Ciò non di meno, l’islandese è anche un popolo orgoglioso. Erano anni che ci si preparava ad un’implosione della bolla speculativa, creata dal Primo Ministro Davíð Oddsson col processo di privatizzazione delle banche e dei fondi di investimento[6]: gli istituti di credito non sono stati svenduti a gruppi bancari stranieri, come avviene nell’Est dell’Europa[7], ma a privati islandesi molto vicini ai partiti di governo[8]. L’idea (forse un po’ romantica) è stata che fossero i più ricchi a pagare i debiti di tutti.

Oddsson avrebbe dovuto anche trovare il modo di generare alla svelta nuove fonti di guadagno, diversificare un’economia basata solo sulla pesca e sulle speculazioni della finanza.

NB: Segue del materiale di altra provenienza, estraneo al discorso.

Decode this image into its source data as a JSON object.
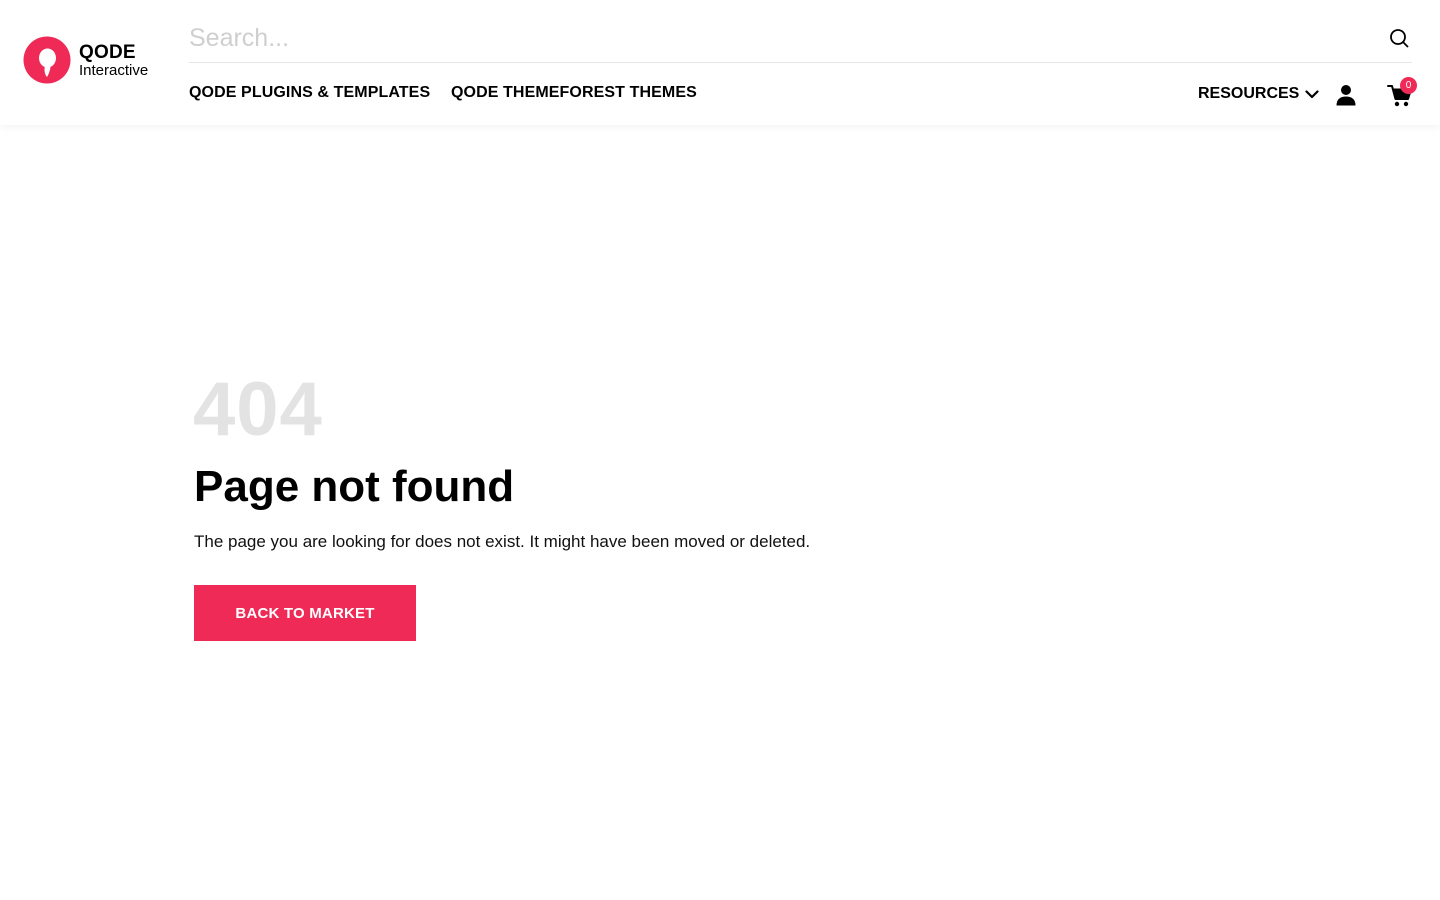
{
  "brand": {
    "name_line1": "QODE",
    "name_line2": "Interactive",
    "accent_color": "#ef2a57"
  },
  "search": {
    "placeholder": "Search...",
    "value": "",
    "icon": "search-icon"
  },
  "nav": {
    "items": [
      {
        "label": "QODE PLUGINS & TEMPLATES"
      },
      {
        "label": "QODE THEMEFOREST THEMES"
      }
    ],
    "resources_label": "RESOURCES",
    "resources_icon": "chevron-down-icon",
    "user_icon": "user-icon",
    "cart_icon": "cart-icon",
    "cart_count": "0"
  },
  "error": {
    "code": "404",
    "title": "Page not found",
    "message": "The page you are looking for does not exist. It might have been moved or deleted.",
    "button_label": "BACK TO MARKET"
  }
}
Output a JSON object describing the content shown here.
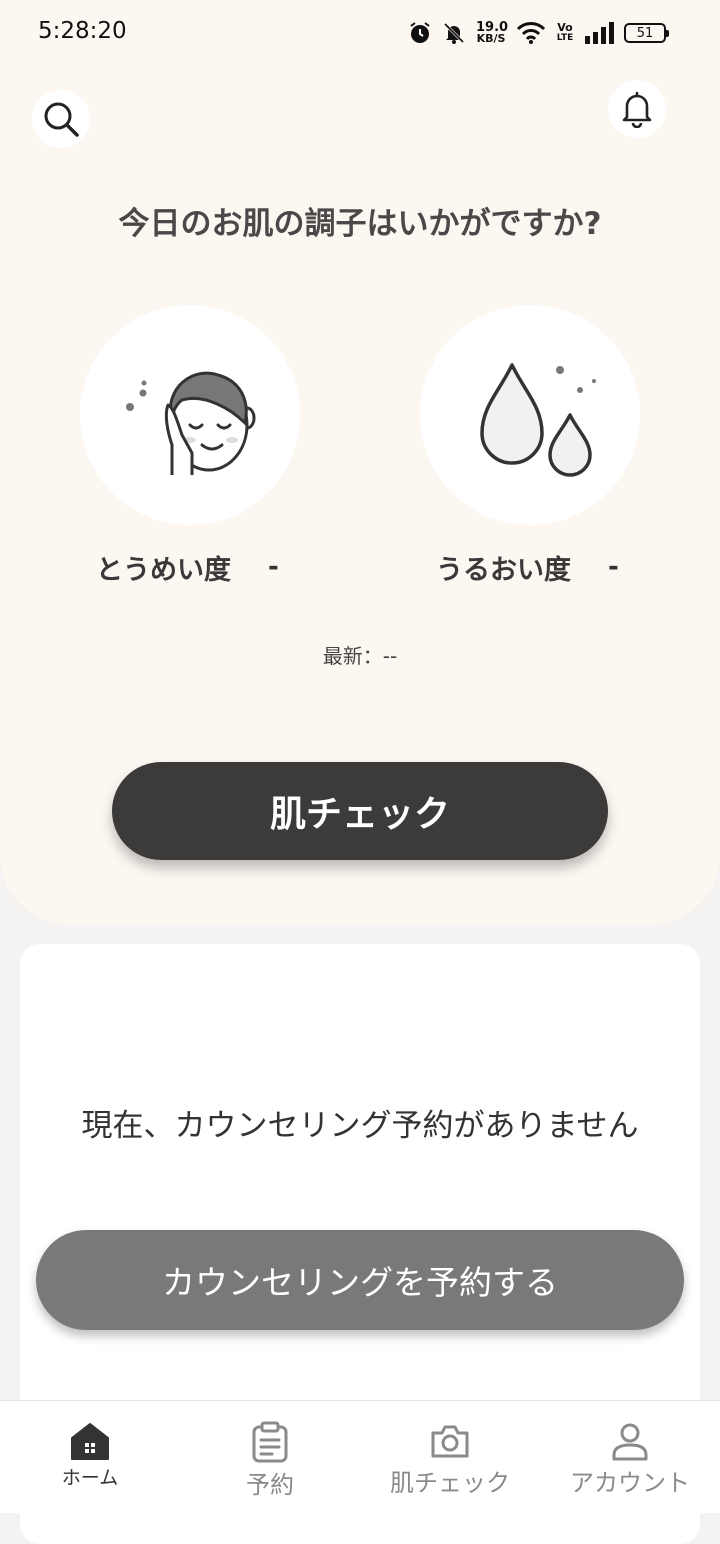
{
  "status_bar": {
    "time": "5:28:20",
    "net_speed_value": "19.0",
    "net_speed_unit": "KB/S",
    "volte_top": "Vo",
    "volte_bottom": "LTE",
    "battery": "51"
  },
  "header": {
    "search_icon": "search-icon",
    "bell_icon": "bell-icon"
  },
  "greeting": "今日のお肌の調子はいかがですか?",
  "metrics": [
    {
      "label": "とうめい度",
      "value": "-",
      "icon": "face-icon"
    },
    {
      "label": "うるおい度",
      "value": "-",
      "icon": "water-drops-icon"
    }
  ],
  "latest_text": "最新：--",
  "skin_check_button": "肌チェック",
  "reservation": {
    "empty_message": "現在、カウンセリング予約がありません",
    "book_button": "カウンセリングを予約する"
  },
  "bottom_nav": [
    {
      "label": "ホーム",
      "icon": "home-icon",
      "active": true
    },
    {
      "label": "予約",
      "icon": "clipboard-icon",
      "active": false
    },
    {
      "label": "肌チェック",
      "icon": "camera-icon",
      "active": false
    },
    {
      "label": "アカウント",
      "icon": "user-icon",
      "active": false
    }
  ],
  "colors": {
    "hero_bg": "#fdf7f2",
    "primary_button": "#3d3a3a",
    "secondary_button": "#7a7979"
  }
}
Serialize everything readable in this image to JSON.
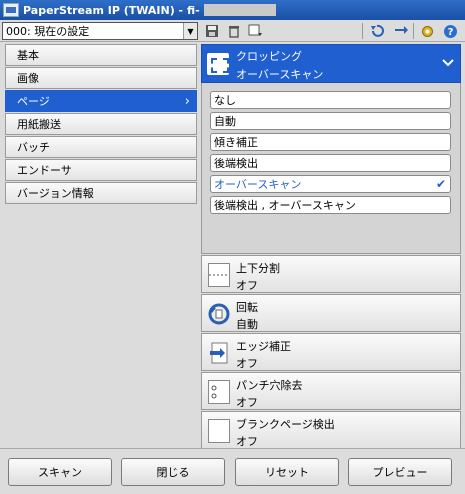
{
  "window": {
    "title": "PaperStream IP (TWAIN) - fi-"
  },
  "toolbar": {
    "profile_value": "000: 現在の設定",
    "icons": [
      "save-icon",
      "delete-icon",
      "profile-manage-icon",
      "undo-icon",
      "switch-icon",
      "settings-icon",
      "help-icon"
    ]
  },
  "nav": {
    "items": [
      {
        "label": "基本"
      },
      {
        "label": "画像"
      },
      {
        "label": "ページ"
      },
      {
        "label": "用紙搬送"
      },
      {
        "label": "バッチ"
      },
      {
        "label": "エンドーサ"
      },
      {
        "label": "バージョン情報"
      }
    ],
    "active_index": 2
  },
  "cropping": {
    "title": "クロッピング",
    "value": "オーバースキャン",
    "options": [
      {
        "label": "なし"
      },
      {
        "label": "自動"
      },
      {
        "label": "傾き補正"
      },
      {
        "label": "後端検出"
      },
      {
        "label": "オーバースキャン"
      },
      {
        "label": "後端検出 , オーバースキャン"
      }
    ],
    "selected_index": 4
  },
  "settings": [
    {
      "name": "上下分割",
      "value": "オフ"
    },
    {
      "name": "回転",
      "value": "自動"
    },
    {
      "name": "エッジ補正",
      "value": "オフ"
    },
    {
      "name": "パンチ穴除去",
      "value": "オフ"
    },
    {
      "name": "ブランクページ検出",
      "value": "オフ"
    }
  ],
  "buttons": {
    "scan": "スキャン",
    "close": "閉じる",
    "reset": "リセット",
    "preview": "プレビュー"
  },
  "colors": {
    "accent": "#1f5fd0",
    "titlebar": "#2f6fc9"
  }
}
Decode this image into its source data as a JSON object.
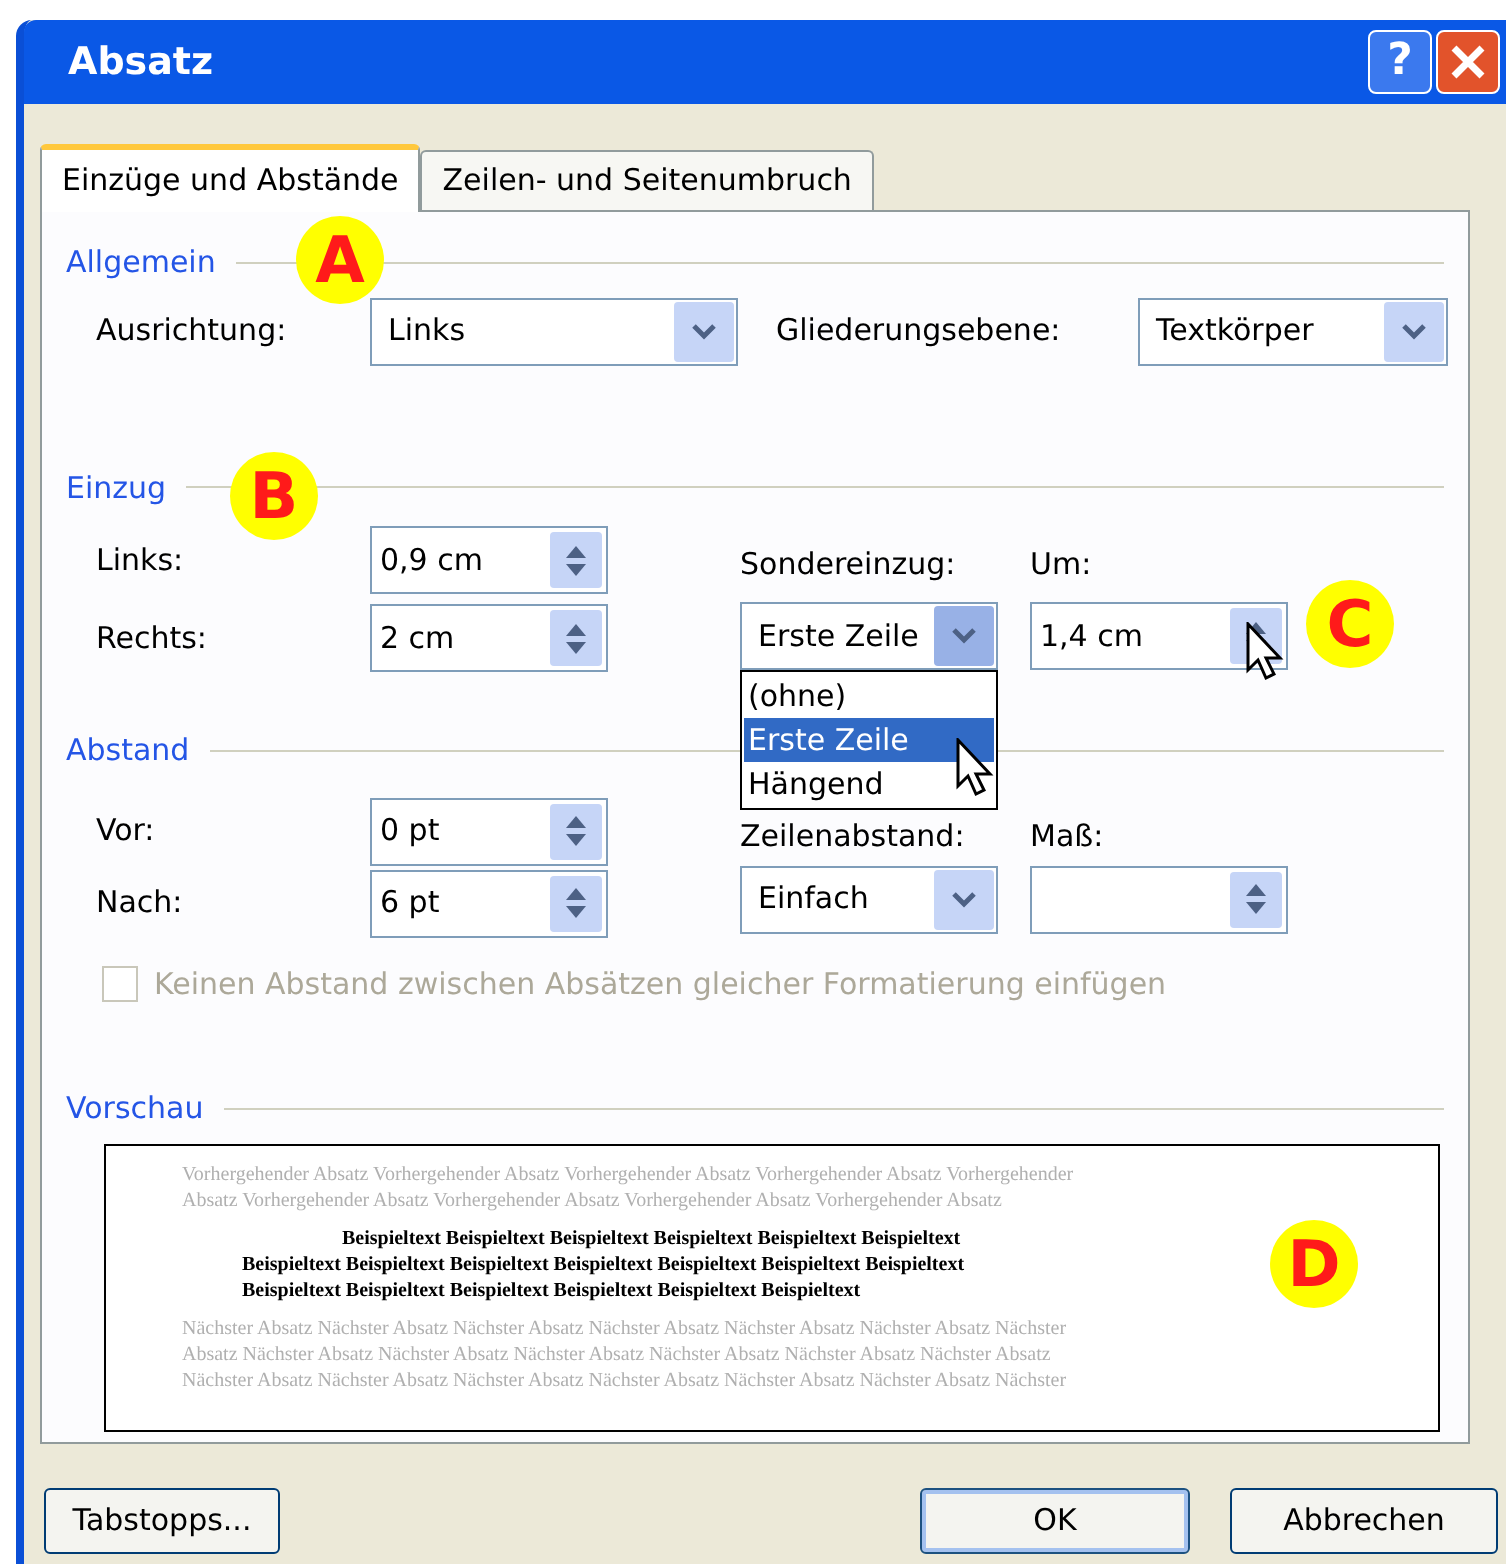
{
  "window": {
    "title": "Absatz"
  },
  "title_buttons": [
    {
      "kind": "help",
      "text": "?"
    },
    {
      "kind": "close"
    }
  ],
  "tabs": [
    {
      "label": "Einzüge und Abstände",
      "selected": true
    },
    {
      "label": "Zeilen- und Seitenumbruch",
      "selected": false
    }
  ],
  "general": {
    "heading": "Allgemein",
    "alignment": {
      "label": "Ausrichtung:",
      "value": "Links"
    },
    "outline_level": {
      "label": "Gliederungsebene:",
      "value": "Textkörper"
    }
  },
  "indent": {
    "heading": "Einzug",
    "left": {
      "label": "Links:",
      "value": "0,9 cm"
    },
    "right": {
      "label": "Rechts:",
      "value": "2 cm"
    },
    "special": {
      "label": "Sondereinzug:",
      "value": "Erste Zeile",
      "expanded": true,
      "options": [
        {
          "label": "(ohne)",
          "selected": false
        },
        {
          "label": "Erste Zeile",
          "selected": true
        },
        {
          "label": "Hängend",
          "selected": false
        }
      ]
    },
    "by": {
      "label": "Um:",
      "value": "1,4 cm"
    }
  },
  "spacing": {
    "heading": "Abstand",
    "before": {
      "label": "Vor:",
      "value": "0 pt"
    },
    "after": {
      "label": "Nach:",
      "value": "6 pt"
    },
    "line_spacing": {
      "label": "Zeilenabstand:",
      "value": "Einfach"
    },
    "at": {
      "label": "Maß:"
    }
  },
  "no_space_checkbox": {
    "label": "Keinen Abstand zwischen Absätzen gleicher Formatierung einfügen",
    "checked": false,
    "disabled": true
  },
  "preview": {
    "heading": "Vorschau",
    "previous_lines": [
      "Vorhergehender Absatz Vorhergehender Absatz Vorhergehender Absatz Vorhergehender Absatz Vorhergehender",
      "Absatz Vorhergehender Absatz Vorhergehender Absatz Vorhergehender Absatz Vorhergehender Absatz"
    ],
    "sample_lines": [
      "Beispieltext Beispieltext Beispieltext Beispieltext Beispieltext Beispieltext",
      "Beispieltext Beispieltext Beispieltext Beispieltext Beispieltext Beispieltext Beispieltext",
      "Beispieltext Beispieltext Beispieltext Beispieltext Beispieltext Beispieltext"
    ],
    "next_lines": [
      "Nächster Absatz Nächster Absatz Nächster Absatz Nächster Absatz Nächster Absatz Nächster Absatz Nächster",
      "Absatz Nächster Absatz Nächster Absatz Nächster Absatz Nächster Absatz Nächster Absatz Nächster Absatz",
      "Nächster Absatz Nächster Absatz Nächster Absatz Nächster Absatz Nächster Absatz Nächster Absatz Nächster"
    ]
  },
  "annotations": [
    {
      "text": "A"
    },
    {
      "text": "B"
    },
    {
      "text": "C"
    },
    {
      "text": "D"
    }
  ],
  "buttons": [
    {
      "label": "Tabstopps...",
      "default": false
    },
    {
      "label": "OK",
      "default": true
    },
    {
      "label": "Abbrechen",
      "default": false
    }
  ]
}
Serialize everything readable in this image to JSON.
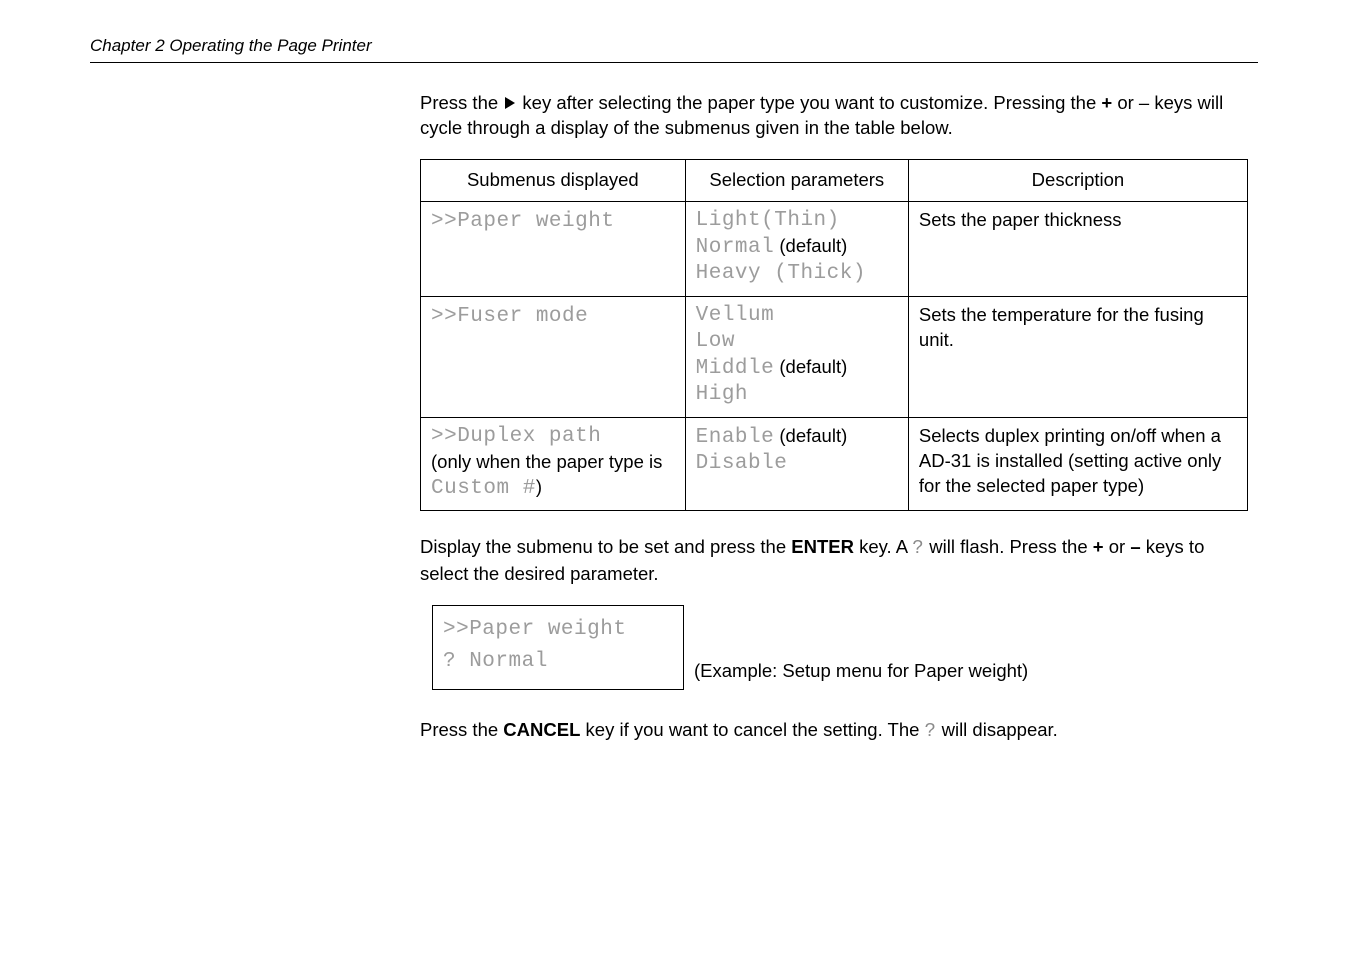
{
  "chapter": "Chapter 2  Operating the Page Printer",
  "intro_1a": "Press the  ",
  "intro_1b": "  key after selecting the paper type you want to customize. Pressing the ",
  "intro_plus": "+",
  "intro_1c": " or – keys will cycle through a display of the submenus given in the table below.",
  "headers": {
    "c1": "Submenus displayed",
    "c2": "Selection parameters",
    "c3": "Description"
  },
  "rows": [
    {
      "submenu": ">>Paper weight",
      "params": [
        {
          "text": "Light(Thin)",
          "default": false
        },
        {
          "text": "Normal",
          "default": true
        },
        {
          "text": "Heavy (Thick)",
          "default": false
        }
      ],
      "desc": "Sets the paper thickness"
    },
    {
      "submenu": ">>Fuser mode",
      "params": [
        {
          "text": "Vellum",
          "default": false
        },
        {
          "text": "Low",
          "default": false
        },
        {
          "text": "Middle",
          "default": true
        },
        {
          "text": "High",
          "default": false
        }
      ],
      "desc": "Sets the temperature for the fusing unit."
    },
    {
      "submenu": ">>Duplex path",
      "subnote_a": "(only when the paper type is ",
      "subnote_lcd": "Custom #",
      "subnote_b": ")",
      "params": [
        {
          "text": "Enable",
          "default": true
        },
        {
          "text": "Disable",
          "default": false
        }
      ],
      "desc": "Selects duplex printing on/off when a AD-31 is installed (setting active only for the selected paper type)"
    }
  ],
  "mid_a": "Display the submenu to be set and press the ",
  "mid_enter": "ENTER",
  "mid_b": " key. A ",
  "mid_q": "?",
  "mid_c": "  will flash. Press the ",
  "mid_plus": "+",
  "mid_d": " or ",
  "mid_minus": "–",
  "mid_e": " keys to select the desired parameter.",
  "box_line1": ">>Paper weight",
  "box_line2": "? Normal",
  "example_caption": "(Example: Setup menu for Paper weight)",
  "last_a": "Press the ",
  "last_cancel": "CANCEL",
  "last_b": " key if you want to cancel the setting. The ",
  "last_q": "?",
  "last_c": " will disappear."
}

Difatti, salito al potere, vende un’azienda di pesca statale senza incorrere nell’opposizione delle 14 famiglie mercantili più potenti e ricche d’Islanda, un gruppo soprannominato con spregio “la Piovra” (Kolkrabbinn). Costoro, comprendendo che la privatizzazione li avrebbe resi più ricchi, accolgono ben volentieri l’idea. Ma sono idee vecchie, l’economia continua a vertere sulla pesca, ad Oddsson non viene in mente davvero nulla di nuovo.

Il sogno è che, privatizzando il commercio e la speculazione su di esso, si aprano automaticamente nuove nicchie di mercato e nuove prospettive per aziende islandesi che operano all’estero – un’altra idea romantica, tipica della cultura islandese, divenuta epos nello splendido romanzo “Rosa candida” di Auður Ava Ólafsdóttir[9]. Sicché la privatizzazione è iniziata già prima del collasso del 2008, nei primi anni della lunghissima era di Oddsson e delle sue teorie reaganiane, e precisamente nel 1999, con la vendita della banca d’investimento FBA, seguita dalla Landsbanki e dalla Bunadarbanki[10].

Davíð Oddsson, Primo Ministro dal 1991 al 2004[11]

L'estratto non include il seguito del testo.